I wrote a few words about the general issue of “2D array” in this post. Does this already answer your question?

In any case, the data that is passed to CUFFT (and to JCufft) has to be a 1D array, regardless of whether it is for a 1D, 2D or 3D transform.

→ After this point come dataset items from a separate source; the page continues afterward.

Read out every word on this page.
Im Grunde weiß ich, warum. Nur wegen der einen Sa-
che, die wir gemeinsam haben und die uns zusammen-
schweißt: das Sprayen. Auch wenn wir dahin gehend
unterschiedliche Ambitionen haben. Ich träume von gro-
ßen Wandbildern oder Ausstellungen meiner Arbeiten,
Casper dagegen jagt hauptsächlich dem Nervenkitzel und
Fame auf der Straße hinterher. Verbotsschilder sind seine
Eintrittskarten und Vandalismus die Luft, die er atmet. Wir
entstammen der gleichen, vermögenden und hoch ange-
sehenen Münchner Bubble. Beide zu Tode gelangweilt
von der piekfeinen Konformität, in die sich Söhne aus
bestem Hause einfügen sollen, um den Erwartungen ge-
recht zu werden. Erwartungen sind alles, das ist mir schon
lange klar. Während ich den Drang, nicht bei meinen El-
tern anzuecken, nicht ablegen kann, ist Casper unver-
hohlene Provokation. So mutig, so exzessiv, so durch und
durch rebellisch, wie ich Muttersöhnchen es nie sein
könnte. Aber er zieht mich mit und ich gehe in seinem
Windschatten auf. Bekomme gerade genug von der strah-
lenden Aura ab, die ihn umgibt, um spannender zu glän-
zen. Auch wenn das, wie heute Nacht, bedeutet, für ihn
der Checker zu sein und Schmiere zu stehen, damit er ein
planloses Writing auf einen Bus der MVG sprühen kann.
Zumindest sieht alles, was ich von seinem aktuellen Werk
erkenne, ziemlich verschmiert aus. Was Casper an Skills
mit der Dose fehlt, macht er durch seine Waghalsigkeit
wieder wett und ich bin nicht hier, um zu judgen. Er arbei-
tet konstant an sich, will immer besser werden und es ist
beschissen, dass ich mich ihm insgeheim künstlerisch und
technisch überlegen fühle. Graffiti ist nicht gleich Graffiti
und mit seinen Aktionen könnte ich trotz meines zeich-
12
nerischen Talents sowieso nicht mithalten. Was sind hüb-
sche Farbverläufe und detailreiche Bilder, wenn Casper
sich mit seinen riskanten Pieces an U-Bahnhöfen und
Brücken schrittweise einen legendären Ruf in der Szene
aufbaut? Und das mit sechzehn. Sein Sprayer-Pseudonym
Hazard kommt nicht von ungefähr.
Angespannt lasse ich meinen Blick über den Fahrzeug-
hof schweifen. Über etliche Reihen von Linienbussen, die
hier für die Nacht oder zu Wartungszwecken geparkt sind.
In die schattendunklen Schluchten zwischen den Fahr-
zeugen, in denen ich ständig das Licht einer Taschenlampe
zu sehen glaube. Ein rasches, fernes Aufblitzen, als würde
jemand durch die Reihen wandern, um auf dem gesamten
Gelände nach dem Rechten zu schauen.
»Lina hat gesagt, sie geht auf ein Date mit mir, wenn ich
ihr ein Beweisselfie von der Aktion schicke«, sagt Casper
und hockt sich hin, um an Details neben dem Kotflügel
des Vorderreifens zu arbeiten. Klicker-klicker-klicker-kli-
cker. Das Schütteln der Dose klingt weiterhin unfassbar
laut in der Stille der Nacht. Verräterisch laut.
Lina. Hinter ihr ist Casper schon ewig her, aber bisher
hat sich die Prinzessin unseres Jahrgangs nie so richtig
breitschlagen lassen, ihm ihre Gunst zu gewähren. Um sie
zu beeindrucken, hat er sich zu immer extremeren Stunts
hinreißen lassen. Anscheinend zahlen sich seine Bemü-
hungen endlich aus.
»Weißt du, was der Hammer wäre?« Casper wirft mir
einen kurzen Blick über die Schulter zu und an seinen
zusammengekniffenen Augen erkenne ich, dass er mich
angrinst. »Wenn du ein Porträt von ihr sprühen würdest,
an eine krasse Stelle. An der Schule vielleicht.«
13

The example that you posted also shows that a 1D array of size NX*NY is allocated:

cudaMalloc((void**)&data1, sizeof(cufftComplex)*NX*NY);

Basically, the execution of a 2D FFT is rather straightforward, for example, a 2D complex forward transform:

```
cufftHandle plan = new cufftHandle();
cufftPlan2d(plan, N, N, CUFFT_C2C);
cufftExecC2C(plan, data, data, CUFFT_FORWARD);
cufftDestroy(plan);
```

Here another example, which prints (parts of) the results of a C2C transform executed with JCufft and with JTransforms:

```
import static jcuda.jcufft.JCufft.*;
import static jcuda.jcufft.cufftType.CUFFT_C2C;
import java.util.*;
import jcuda.jcufft.cufftHandle;
import edu.emory.mathcs.jtransforms.fft.FloatFFT_2D;
public class SimpleJCufft2D
{
private static final Random random = new Random(0);
public static void main(String args[])
{
int N = (1<<4);
float data[] = createRandomFloatData(N * N * 2);
float resultJCufft[] = testJCufft(N, data);
float resultJTransforms[] = testJTransforms(N, data);
System.out.println("JCufft : "+
Arrays.toString(Arrays.copyOfRange(resultJCufft, 0, 10))+"...");
System.out.println("JTransforms: "+
Arrays.toString(Arrays.copyOfRange(resultJTransforms, 0, 10))+"...");
}
private static float[] testJCufft(int N, float input[])
{
float data[] = input.clone();
cufftHandle plan = new cufftHandle();
cufftPlan2d(plan, N, N, CUFFT_C2C);
cufftExecC2C(plan, data, data, CUFFT_FORWARD);
cufftDestroy(plan);
return data;
}
private static float[] testJTransforms(int N, float input[])
{
float data[][] = make2D(input, N, N*2);
FloatFFT_2D fft = new FloatFFT_2D(N,N);
fft.complexForward(data);
return linearize(data);
}
public static float[] createRandomFloatData(int x)
{
float a[] = new float[x];
for (int i=0; i<x; i++)
{
a** = random.nextFloat();
}
return a;
}
public static float[][] make2D(float input[], int x, int y)
{
float result[][] = new float[x][y];
int index = 0;
for (int i=0; i<x; i++)
{
for (int j=0; j<y; j++)
{
result**[j] = input[index++];
}
}
return result;
}
public static float[] linearize(float a[][])
{
List<Float> list = new ArrayList<Float>();
for (int x=0; x<a.length; x++)
{
for (int y=0; y<a[x].length; y++)
{
list.add(a[x][y]);
}
}
float result[] = new float[list.size()];
for (int i=0; i<list.size(); i++)
{
result** = list.get(i);
}
return result;
}
}
```

Note that JTransforms needs “real” Java “2D arrays”, so there are some 1D <-> 2D conversion methods, which might be omitted once the library and the corresponding data layout has been chosen.